Music Analysis by Computer: Ontology and Epistemology

Computational Music Analysis book cover and figures

This is the scene-setting first chapter in a recently published collection Computational Music Analysis, edited by David Meredith of the University of Aalborg and published by Springer. The book provides and in-depth overview of current research in computational music analysis, bringing together seventeen chapters by the leading researchers in the field. Alan Marsden is also joint author of another chapter, with Samer Abdallah and Nicolas Gold of University College London.

Alan Marsden, ‘Music analysis by computer: ontology and epistemology’. In David Meredith (ed.) Computational Music Analysis, Springer (2016) 3–28.

Abstract: This chapter examines questions of what is to be analysed in computational music analysis, what is to be produced, and how one can have confidence in the results. These are not new issues for music analysis, but their consequences are here considered explicitly from the perspective of computational analysis. Music analysis without computers is able to operate with multiple or even indistinct conceptions of the material to be analysed because it can use multiple references whose meanings shift from context to context. Computational analysis, by contrast, must operate with definite inputs and produce definite outputs. Computational analysts must therefore face the issues of error and approximation explicitly. While computational analysis must retain contact with music analysis as it is generally practised, I argue that the most promising approach for the development of computational analysis is not systems to mimic human analysis, but instead systems to answer specific music-analytical questions. The chapter concludes with several consequent recommendations for future directions in computational music analysis.

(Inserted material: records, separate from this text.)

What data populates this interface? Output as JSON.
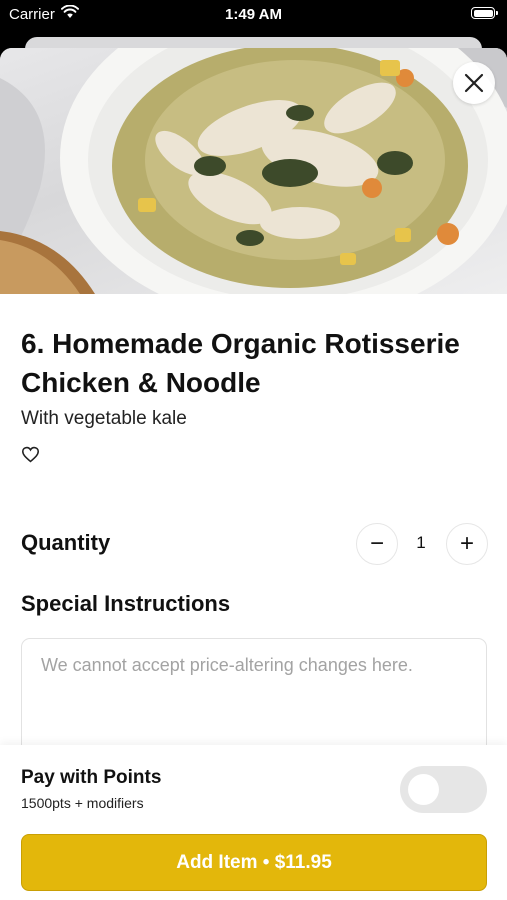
{
  "status_bar": {
    "carrier": "Carrier",
    "time": "1:49 AM"
  },
  "item": {
    "title": "6. Homemade Organic Rotisserie Chicken & Noodle",
    "description": "With vegetable kale"
  },
  "quantity": {
    "label": "Quantity",
    "value": "1",
    "minus_symbol": "−",
    "plus_symbol": "+"
  },
  "instructions": {
    "label": "Special Instructions",
    "placeholder": "We cannot accept price-altering changes here."
  },
  "points": {
    "title": "Pay with Points",
    "subtitle": "1500pts + modifiers",
    "toggle_on": false
  },
  "add_button": {
    "label": "Add Item • $11.95"
  },
  "colors": {
    "accent": "#e3b70b"
  },
  "icons": {
    "close": "close-icon",
    "favorite": "heart-icon",
    "wifi": "wifi-icon",
    "battery": "battery-icon"
  }
}
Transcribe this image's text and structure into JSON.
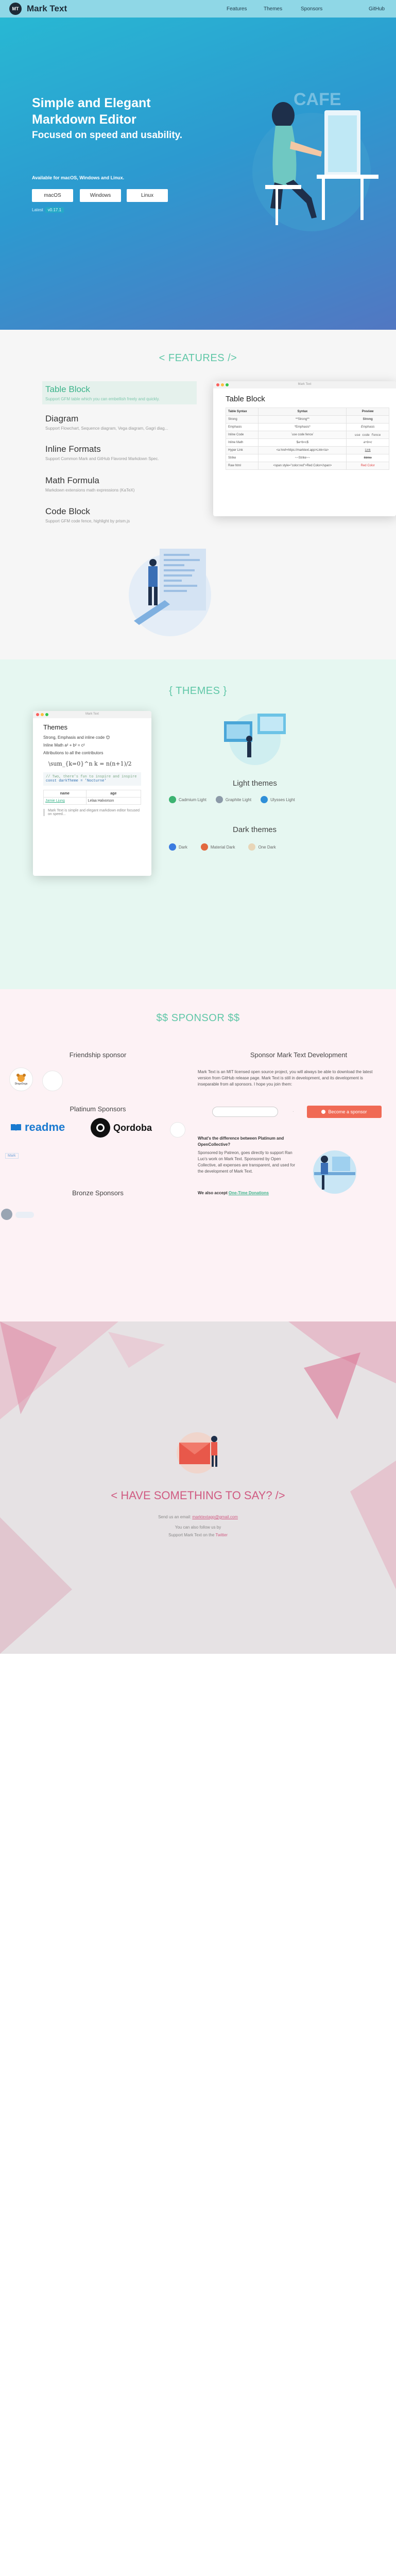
{
  "nav": {
    "brand": "Mark Text",
    "logo_text": "MT",
    "links": [
      "Features",
      "Themes",
      "Sponsors",
      "GitHub"
    ]
  },
  "hero": {
    "title": "Simple and Elegant Markdown Editor",
    "subtitle": "Focused on speed and usability.",
    "available": "Available for macOS, Windows and Linux.",
    "buttons": [
      "macOS",
      "Windows",
      "Linux"
    ],
    "version_label": "Latest",
    "version": "v0.17.1"
  },
  "features": {
    "title": "< FEATURES />",
    "items": [
      {
        "title": "Table Block",
        "desc": "Support GFM table which you can embellish freely and quickly."
      },
      {
        "title": "Diagram",
        "desc": "Support Flowchart, Sequence diagram, Vega diagram, Gagri diag..."
      },
      {
        "title": "Inline Formats",
        "desc": "Support Common Mark and GitHub Flavored Markdown Spec."
      },
      {
        "title": "Math Formula",
        "desc": "Markdown extensions math expressions (KaTeX)"
      },
      {
        "title": "Code Block",
        "desc": "Support GFM code fence, highlight by prism.js"
      }
    ],
    "window_title": "Mark Text",
    "table": {
      "title": "Table Block",
      "headers": [
        "Table Syntax",
        "Syntax",
        "Preview"
      ],
      "rows": [
        [
          "Strong",
          "**Strong**",
          "Strong"
        ],
        [
          "Emphasis",
          "*Emphasis*",
          "Emphasis"
        ],
        [
          "Inline Code",
          "`use code fence`",
          "use code fence"
        ],
        [
          "Inline Math",
          "$a+b=c$",
          "a+b=c"
        ],
        [
          "Hyper Link",
          "<a href=https://marktext.app>Link</a>",
          "Link"
        ],
        [
          "Strike",
          "~~Strike~~",
          "Strike"
        ],
        [
          "Raw html",
          "<span style=\"color:red\">Red Color</span>",
          "Red Color"
        ]
      ]
    }
  },
  "themes": {
    "title": "{ THEMES }",
    "window_title": "Mark Text",
    "window_heading": "Themes",
    "window_lines": [
      "Strong, Emphasis and inline code 😊",
      "Inline Math a² + b² = c²",
      "Attributions to all the contributors",
      "\\sum_{k=0}^n k = n(n+1)/2",
      "// Two, there's fun to inspire and inspire",
      "const darkTheme = 'Nocturne'"
    ],
    "window_table": [
      [
        "name",
        "age"
      ],
      [
        "Jamie Ljung",
        "Lelaa Halvorson"
      ]
    ],
    "window_quote": "Mark Text is simple and elegant markdown editor focused on speed...",
    "light_label": "Light themes",
    "light": [
      {
        "name": "Cadmium Light",
        "color": "#3cb371"
      },
      {
        "name": "Graphite Light",
        "color": "#8c9aa8"
      },
      {
        "name": "Ulysses Light",
        "color": "#2f8fd8"
      }
    ],
    "dark_label": "Dark themes",
    "dark": [
      {
        "name": "Dark",
        "color": "#3b7be0"
      },
      {
        "name": "Material Dark",
        "color": "#e2693f"
      },
      {
        "name": "One Dark",
        "color": "#e8d6b8"
      }
    ]
  },
  "sponsor": {
    "title": "$$ SPONSOR $$",
    "friendship": "Friendship sponsor",
    "platinum": "Platinum Sponsors",
    "bronze": "Bronze Sponsors",
    "sponsor_dev": "Sponsor Mark Text Development",
    "dev_text": "Mark Text is an MIT licensed open source project, you will always be able to download the latest version from GitHub release page. Mark Text is still in development, and its development is inseparable from all sponsors. I hope you join them:",
    "email_placeholder": "",
    "become_button": "Become a sponsor",
    "diff_heading": "What's the difference between Platinum and OpenCollective?",
    "diff_text": "Sponsored by Patreon, goes directly to support Ran Luo's work on Mark Text. Sponsored by Open Collective, all expenses are transparent, and used for the development of Mark Text.",
    "accept_prefix": "We also accept",
    "accept_link": "One-Time Donations",
    "logos": {
      "dingo": "DingoDogs",
      "readme": "readme",
      "qordoba": "Qordoba",
      "mini": "Mark"
    }
  },
  "contact": {
    "say": "< HAVE SOMETHING TO SAY? />",
    "email_prefix": "Send us an email:",
    "email": "marktextapp@gmail.com",
    "line2": "You can also follow us by",
    "line3_prefix": "Support Mark Text on the",
    "line3_link": "Twitter"
  }
}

On-line chapter: http://link.springer.com/chapter/10.1007/978–3‑319–25931-4_1
Full text(author-created final version): http://www.research.lancs.ac.uk/portal/services/downloadRegister/97906437/CMAMarsden.pdf

Samer Abdallah, Nicolas Gold and Alan Marsden, ‘Analysing symbolic music with probabilistic grammars’. In David Meredith (ed.) Computational Music Analysis, Springer (2016) 157–189.

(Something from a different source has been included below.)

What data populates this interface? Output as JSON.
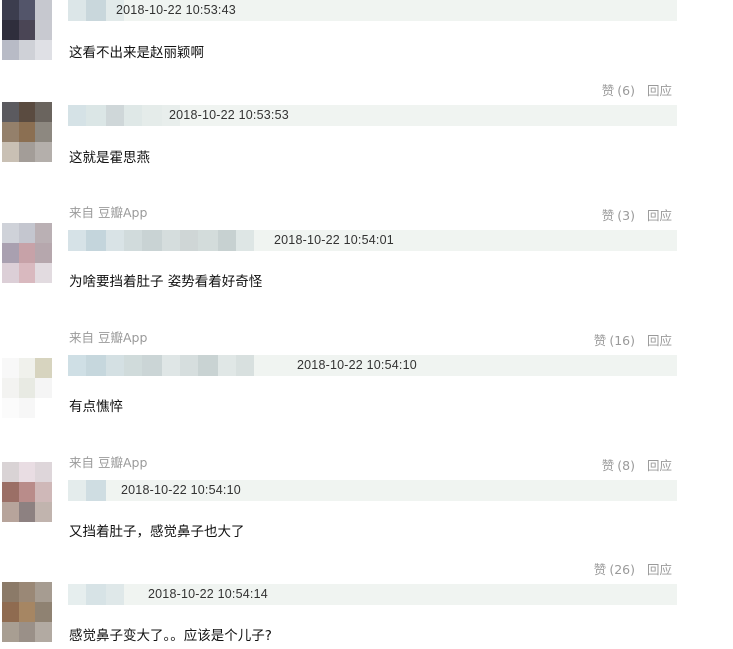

Abstract: Recent developments in computational linguistics offer ways to approach the analysis of musical structure by inducing probabilistic models (in the form of grammars) over a corpus of music. These can produce idiomatic sentences from a probabilistic model of the musical language and thus offer explanations of the musical structures they model. This chapter surveys historical and current work in musical analysis using grammars, based on computational linguistic approaches. We outline the theory of probabilistic grammars and illustrate their implementation in Prolog using PRISM. Our experiments on learning the probabilities for simple grammars from pitch sequences in two kinds of symbolic musical corpora are summarized. The results support our claim that probabilistic grammars are a promising framework for computational music analysis, but also indicate that further work is required to establish their superiority over Markov models.